According to the Coalition for Seniors and Nursing Home Rights, in 2019, there were more than 700 individuals waiting for long-term care in New Brunswick, with 419 people waiting in the hospital. What facilities we do have are overwhelmed with staffing shortages and inadequate support.
In a recent panel on the state of long-term care in Canada, Dr. Albert Banerjee highlighted how care workers had only 45 minutes to get 12 residents out of bed, bathed, toileted, dressed and prepared for the day. These workers remarked that there is just not enough time for them to give the residents the care they deserve and need, fostering dangerous working conditions. Similar concerns were raised when I visited an Alzheimer’s Society support group.
While the precarious nature of long-term care in New Brunswick is a matter of alarm, it is also an opportunity for our province to become leaders. The long-term care crisis provides a unique opening to pursue cutting edge New Brunswick-first innovations in the long-term care sector and cement our province as a leader in Canadian social policy. To become a leader, however, we must first admit that there are flaws.
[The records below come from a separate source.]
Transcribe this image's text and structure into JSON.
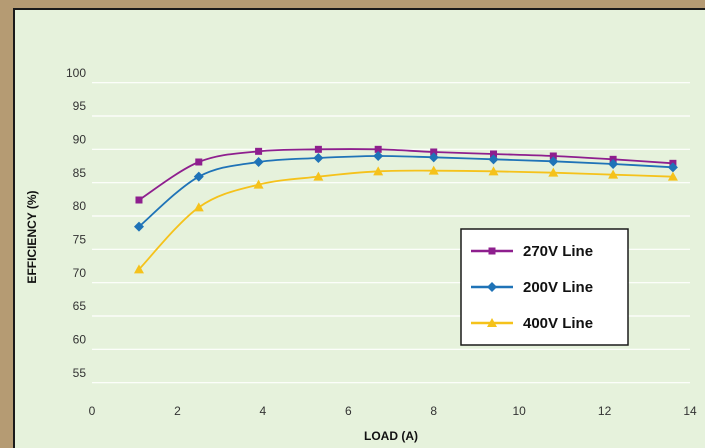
{
  "chart_data": {
    "type": "line",
    "xlabel": "LOAD (A)",
    "ylabel": "EFFICIENCY (%)",
    "x": [
      1.1,
      2.5,
      3.9,
      5.3,
      6.7,
      8.0,
      9.4,
      10.8,
      12.2,
      13.6
    ],
    "series": [
      {
        "name": "270V Line",
        "color": "#8e1f8e",
        "marker": "square",
        "values": [
          82.4,
          88.1,
          89.7,
          90.0,
          90.0,
          89.6,
          89.3,
          89.0,
          88.5,
          87.9
        ]
      },
      {
        "name": "200V Line",
        "color": "#1f73b7",
        "marker": "diamond",
        "values": [
          78.4,
          85.9,
          88.1,
          88.7,
          89.0,
          88.8,
          88.5,
          88.2,
          87.8,
          87.3
        ]
      },
      {
        "name": "400V Line",
        "color": "#f5c21b",
        "marker": "triangle",
        "values": [
          72.0,
          81.3,
          84.7,
          85.9,
          86.7,
          86.8,
          86.7,
          86.5,
          86.2,
          85.9
        ]
      }
    ],
    "xlim": [
      0,
      14
    ],
    "ylim": [
      53,
      101
    ],
    "xticks": [
      0,
      2,
      4,
      6,
      8,
      10,
      12,
      14
    ],
    "yticks": [
      55,
      60,
      65,
      70,
      75,
      80,
      85,
      90,
      95,
      100
    ],
    "grid": true,
    "legend": "center-right"
  }
}
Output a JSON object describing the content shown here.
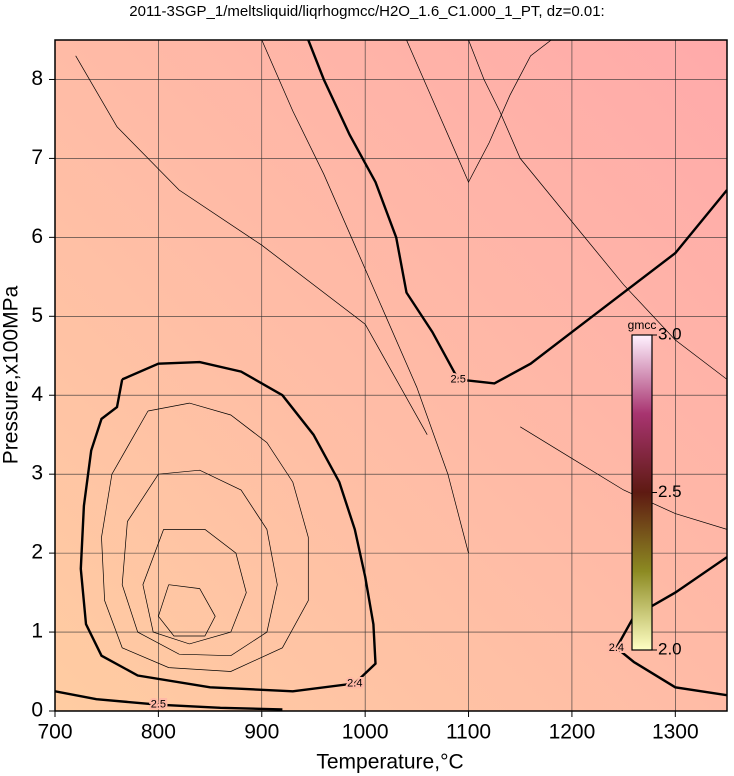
{
  "chart_data": {
    "type": "contour",
    "title": "2011-3SGP_1/meltsliquid/liqrhogmcc/H2O_1.6_C1.000_1_PT, dz=0.01:",
    "x_label": "Temperature,°C",
    "y_label": "Pressure,x100MPa",
    "xlim": [
      700,
      1350
    ],
    "ylim": [
      0,
      8.5
    ],
    "xticks": [
      700,
      800,
      900,
      1000,
      1100,
      1200,
      1300
    ],
    "yticks": [
      0,
      1,
      2,
      3,
      4,
      5,
      6,
      7,
      8
    ],
    "grid": true,
    "field_colors": [
      "#ffcca2",
      "#ffaaaa"
    ],
    "contours": [
      {
        "level": 2.5,
        "x": [
          945,
          960,
          985,
          1010,
          1030,
          1040,
          1065,
          1090,
          1125,
          1160,
          1200,
          1250,
          1300,
          1350
        ],
        "y": [
          8.5,
          8.0,
          7.3,
          6.7,
          6.0,
          5.3,
          4.8,
          4.2,
          4.15,
          4.4,
          4.8,
          5.3,
          5.8,
          6.6
        ]
      },
      {
        "level": 2.4,
        "x": [
          765,
          800,
          840,
          880,
          920,
          950,
          975,
          990,
          1000,
          1008,
          1010,
          990,
          930,
          850,
          780,
          745,
          730,
          725,
          728,
          735,
          745,
          760,
          765
        ],
        "y": [
          4.2,
          4.4,
          4.42,
          4.3,
          4.0,
          3.5,
          2.9,
          2.3,
          1.7,
          1.1,
          0.6,
          0.35,
          0.25,
          0.3,
          0.45,
          0.7,
          1.1,
          1.8,
          2.6,
          3.3,
          3.7,
          3.85,
          4.2
        ]
      },
      {
        "level": 2.4,
        "x": [
          1350,
          1300,
          1260,
          1243,
          1260,
          1300,
          1350
        ],
        "y": [
          1.95,
          1.5,
          1.2,
          0.8,
          0.62,
          0.3,
          0.2
        ]
      },
      {
        "level": 2.5,
        "x": [
          700,
          740,
          800,
          860,
          920
        ],
        "y": [
          0.25,
          0.15,
          0.08,
          0.04,
          0.02
        ]
      },
      {
        "x": [
          790,
          830,
          870,
          905,
          930,
          945,
          945,
          920,
          870,
          810,
          765,
          748,
          745,
          755,
          790
        ],
        "y": [
          3.8,
          3.9,
          3.75,
          3.4,
          2.9,
          2.2,
          1.4,
          0.8,
          0.5,
          0.55,
          0.8,
          1.4,
          2.2,
          3.0,
          3.8
        ]
      },
      {
        "x": [
          800,
          840,
          880,
          905,
          915,
          905,
          870,
          820,
          780,
          765,
          770,
          800
        ],
        "y": [
          3.0,
          3.05,
          2.8,
          2.3,
          1.6,
          1.0,
          0.7,
          0.72,
          1.0,
          1.6,
          2.4,
          3.0
        ]
      },
      {
        "x": [
          805,
          845,
          875,
          885,
          870,
          830,
          795,
          785,
          805
        ],
        "y": [
          2.3,
          2.3,
          2.0,
          1.5,
          1.0,
          0.85,
          1.0,
          1.6,
          2.3
        ]
      },
      {
        "x": [
          810,
          840,
          855,
          845,
          815,
          800,
          810
        ],
        "y": [
          1.6,
          1.55,
          1.2,
          0.95,
          0.95,
          1.2,
          1.6
        ]
      },
      {
        "x": [
          900,
          930,
          960,
          990,
          1020,
          1050,
          1080,
          1100
        ],
        "y": [
          8.5,
          7.6,
          6.8,
          5.9,
          5.0,
          4.1,
          3.0,
          2.0
        ]
      },
      {
        "x": [
          1040,
          1060,
          1080,
          1100,
          1120,
          1140,
          1160,
          1180
        ],
        "y": [
          8.5,
          7.9,
          7.3,
          6.7,
          7.2,
          7.8,
          8.3,
          8.5
        ]
      },
      {
        "x": [
          1100,
          1115,
          1130,
          1150,
          1200,
          1250,
          1300,
          1350
        ],
        "y": [
          8.5,
          8.0,
          7.6,
          7.0,
          6.2,
          5.4,
          4.7,
          4.2
        ]
      },
      {
        "x": [
          1150,
          1200,
          1250,
          1300,
          1350
        ],
        "y": [
          3.6,
          3.2,
          2.8,
          2.5,
          2.3
        ]
      },
      {
        "x": [
          720,
          760,
          820,
          900,
          1000,
          1060
        ],
        "y": [
          8.3,
          7.4,
          6.6,
          5.9,
          4.9,
          3.5
        ]
      }
    ],
    "colorbar": {
      "label": "gmcc",
      "lim": [
        2,
        3
      ],
      "ticks": [
        {
          "value": 2,
          "label": "2.0"
        },
        {
          "value": 2.5,
          "label": "2.5"
        },
        {
          "value": 3,
          "label": "3.0"
        }
      ],
      "colors": [
        "#ffffc4",
        "#8c8a22",
        "#5e1a12",
        "#a83470",
        "#fff2ff"
      ]
    }
  }
}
The task of restructuring long-term care in New Brunswick is a daunting one, as complex problems require complex solutions. I understand that there are limits to what you can accomplish within your term, but I beg of you to ask this question: What will you be remembered more for, your accomplishments or your failures? Will your legacy be your success in maintaining the status quo, or will it be your failure to address a system that is so clearly broken? You might not be able to completely fix long-term care in New Brunswick, but you can be the pioneer that began the process. What’s more, the key to beginning this shift is perhaps simpler than you might believe.
The start of this process, Mr. Higgs, begins with the simple acknowledgment that long-term care is important, that the care of older folk is a top priority of society, and that those who care for such folk deserve a greater quality of life and of work. This acknowledgement must be supported through policy and legislation, such as passing pay equity legislation for the private sector, improving working conditions for long-term care staff, and/or drafting a policy to close the staff-to-resident ratio in long-term care homes.
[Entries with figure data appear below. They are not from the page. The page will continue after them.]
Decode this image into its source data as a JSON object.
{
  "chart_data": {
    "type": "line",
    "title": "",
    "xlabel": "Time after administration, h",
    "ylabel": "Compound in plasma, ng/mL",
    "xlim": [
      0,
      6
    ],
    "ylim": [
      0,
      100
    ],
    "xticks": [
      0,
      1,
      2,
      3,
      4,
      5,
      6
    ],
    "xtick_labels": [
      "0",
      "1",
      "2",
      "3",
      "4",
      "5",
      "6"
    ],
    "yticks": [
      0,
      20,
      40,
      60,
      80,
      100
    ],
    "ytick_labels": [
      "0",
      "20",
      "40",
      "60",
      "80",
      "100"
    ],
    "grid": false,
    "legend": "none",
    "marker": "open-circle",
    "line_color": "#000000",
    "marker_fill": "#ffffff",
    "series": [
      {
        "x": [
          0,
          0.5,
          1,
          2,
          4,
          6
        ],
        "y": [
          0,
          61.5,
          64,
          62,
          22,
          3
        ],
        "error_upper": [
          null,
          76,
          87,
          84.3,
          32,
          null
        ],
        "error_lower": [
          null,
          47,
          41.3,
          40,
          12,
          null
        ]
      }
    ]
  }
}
If we are to transform our long-term care sector into one that allows older adults to thrive, and not just survive, then we must begin by valuing the workers who will make this happen. As COVID-19 repeatedly demonstrates the inhumane and deplorable state of long-term care across Canada, an opportunity has presented itself for New Brunswick to lead the rest of our nation in long-term care.
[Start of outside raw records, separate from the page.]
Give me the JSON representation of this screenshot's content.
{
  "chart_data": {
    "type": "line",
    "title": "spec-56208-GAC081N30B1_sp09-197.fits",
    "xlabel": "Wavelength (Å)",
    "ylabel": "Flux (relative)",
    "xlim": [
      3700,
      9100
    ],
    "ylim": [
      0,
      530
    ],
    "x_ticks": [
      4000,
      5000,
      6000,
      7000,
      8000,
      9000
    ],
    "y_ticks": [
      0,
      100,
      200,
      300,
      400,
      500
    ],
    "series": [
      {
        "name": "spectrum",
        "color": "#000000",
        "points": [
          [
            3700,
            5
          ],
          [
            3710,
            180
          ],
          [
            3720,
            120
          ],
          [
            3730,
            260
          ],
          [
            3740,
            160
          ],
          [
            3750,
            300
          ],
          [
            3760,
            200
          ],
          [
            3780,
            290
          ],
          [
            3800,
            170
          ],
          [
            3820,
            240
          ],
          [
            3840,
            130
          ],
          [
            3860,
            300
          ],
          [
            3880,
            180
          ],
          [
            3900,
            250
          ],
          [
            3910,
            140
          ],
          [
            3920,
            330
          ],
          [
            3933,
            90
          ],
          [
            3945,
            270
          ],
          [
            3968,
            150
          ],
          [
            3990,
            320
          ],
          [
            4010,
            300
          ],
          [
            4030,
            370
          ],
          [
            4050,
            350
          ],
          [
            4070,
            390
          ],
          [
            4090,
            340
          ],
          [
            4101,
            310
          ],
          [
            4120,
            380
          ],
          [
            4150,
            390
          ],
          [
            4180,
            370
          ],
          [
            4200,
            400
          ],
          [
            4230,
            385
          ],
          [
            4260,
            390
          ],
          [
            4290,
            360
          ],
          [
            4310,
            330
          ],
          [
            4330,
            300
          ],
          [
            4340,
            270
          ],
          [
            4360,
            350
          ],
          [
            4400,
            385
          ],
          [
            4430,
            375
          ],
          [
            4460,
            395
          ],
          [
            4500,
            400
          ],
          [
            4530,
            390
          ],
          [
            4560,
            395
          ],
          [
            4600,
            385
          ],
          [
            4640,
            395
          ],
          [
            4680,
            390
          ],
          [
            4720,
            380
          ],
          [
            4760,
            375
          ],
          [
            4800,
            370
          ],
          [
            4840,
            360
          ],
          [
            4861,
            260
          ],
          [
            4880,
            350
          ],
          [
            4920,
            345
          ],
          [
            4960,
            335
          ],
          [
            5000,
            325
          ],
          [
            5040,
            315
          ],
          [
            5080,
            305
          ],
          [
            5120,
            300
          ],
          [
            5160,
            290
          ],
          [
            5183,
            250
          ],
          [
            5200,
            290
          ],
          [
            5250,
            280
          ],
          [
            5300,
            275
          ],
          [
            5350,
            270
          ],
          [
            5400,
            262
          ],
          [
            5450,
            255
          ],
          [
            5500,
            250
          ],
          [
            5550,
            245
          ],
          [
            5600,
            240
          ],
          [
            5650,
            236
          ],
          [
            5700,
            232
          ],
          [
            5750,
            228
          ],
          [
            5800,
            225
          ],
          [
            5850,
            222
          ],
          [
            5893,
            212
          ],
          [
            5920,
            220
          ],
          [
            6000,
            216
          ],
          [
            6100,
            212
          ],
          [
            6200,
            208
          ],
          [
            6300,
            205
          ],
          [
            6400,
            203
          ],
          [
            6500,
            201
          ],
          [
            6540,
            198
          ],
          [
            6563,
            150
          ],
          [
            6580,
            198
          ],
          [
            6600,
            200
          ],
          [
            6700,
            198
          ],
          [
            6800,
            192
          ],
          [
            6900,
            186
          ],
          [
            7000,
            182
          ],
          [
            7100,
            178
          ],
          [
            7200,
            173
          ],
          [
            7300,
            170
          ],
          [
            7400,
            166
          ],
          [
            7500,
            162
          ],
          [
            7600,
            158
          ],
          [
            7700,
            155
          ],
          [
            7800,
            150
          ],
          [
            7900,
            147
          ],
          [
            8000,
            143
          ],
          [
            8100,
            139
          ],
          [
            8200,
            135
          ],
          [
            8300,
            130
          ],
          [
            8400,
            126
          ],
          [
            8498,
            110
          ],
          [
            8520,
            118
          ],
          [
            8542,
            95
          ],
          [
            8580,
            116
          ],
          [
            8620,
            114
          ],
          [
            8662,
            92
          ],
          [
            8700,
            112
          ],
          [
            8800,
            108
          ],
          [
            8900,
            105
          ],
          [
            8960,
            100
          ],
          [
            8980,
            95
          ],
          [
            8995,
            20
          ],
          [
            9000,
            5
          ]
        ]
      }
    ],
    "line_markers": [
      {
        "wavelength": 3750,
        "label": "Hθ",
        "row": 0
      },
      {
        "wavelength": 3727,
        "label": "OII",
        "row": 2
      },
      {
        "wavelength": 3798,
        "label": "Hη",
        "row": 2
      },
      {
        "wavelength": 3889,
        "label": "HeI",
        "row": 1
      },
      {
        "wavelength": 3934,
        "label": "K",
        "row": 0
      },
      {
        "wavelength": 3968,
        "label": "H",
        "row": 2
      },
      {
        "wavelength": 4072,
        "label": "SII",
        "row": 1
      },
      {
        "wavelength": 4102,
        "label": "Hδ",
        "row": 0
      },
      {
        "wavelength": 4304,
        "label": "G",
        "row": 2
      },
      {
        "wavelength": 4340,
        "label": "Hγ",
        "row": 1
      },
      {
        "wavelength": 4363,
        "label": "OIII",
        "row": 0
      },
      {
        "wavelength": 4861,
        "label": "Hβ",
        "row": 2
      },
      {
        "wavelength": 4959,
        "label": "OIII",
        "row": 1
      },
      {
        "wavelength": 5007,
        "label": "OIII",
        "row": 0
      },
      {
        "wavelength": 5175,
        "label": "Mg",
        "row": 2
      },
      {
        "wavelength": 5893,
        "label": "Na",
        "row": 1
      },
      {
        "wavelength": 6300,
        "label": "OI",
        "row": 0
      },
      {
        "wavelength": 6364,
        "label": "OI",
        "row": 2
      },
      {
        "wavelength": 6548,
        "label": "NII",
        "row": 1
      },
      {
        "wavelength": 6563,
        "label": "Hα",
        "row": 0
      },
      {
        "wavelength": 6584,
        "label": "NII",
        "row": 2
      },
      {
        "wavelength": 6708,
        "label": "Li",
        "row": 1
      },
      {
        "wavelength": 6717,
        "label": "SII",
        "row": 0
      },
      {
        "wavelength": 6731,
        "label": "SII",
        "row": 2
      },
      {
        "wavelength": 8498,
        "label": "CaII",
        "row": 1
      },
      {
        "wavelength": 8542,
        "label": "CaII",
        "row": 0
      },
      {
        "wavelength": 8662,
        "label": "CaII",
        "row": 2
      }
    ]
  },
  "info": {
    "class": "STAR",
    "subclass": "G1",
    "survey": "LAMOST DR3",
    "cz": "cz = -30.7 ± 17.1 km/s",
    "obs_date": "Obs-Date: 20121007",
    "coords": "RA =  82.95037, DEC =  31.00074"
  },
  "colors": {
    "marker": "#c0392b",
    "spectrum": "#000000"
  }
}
Will we demonstrate to Canada, and the world, what a comprehensive long-term care sector that values care work looks like? Or will we be remembered as another contributor to the shameful and dehumanizing treatment of older generations and their carers? Mr. Higgs, I beg of you, pick the former, and show the world what happens when we value the care of older adults.
Jordan Grimsely is a social work student at St. Thomas University in Fredericton.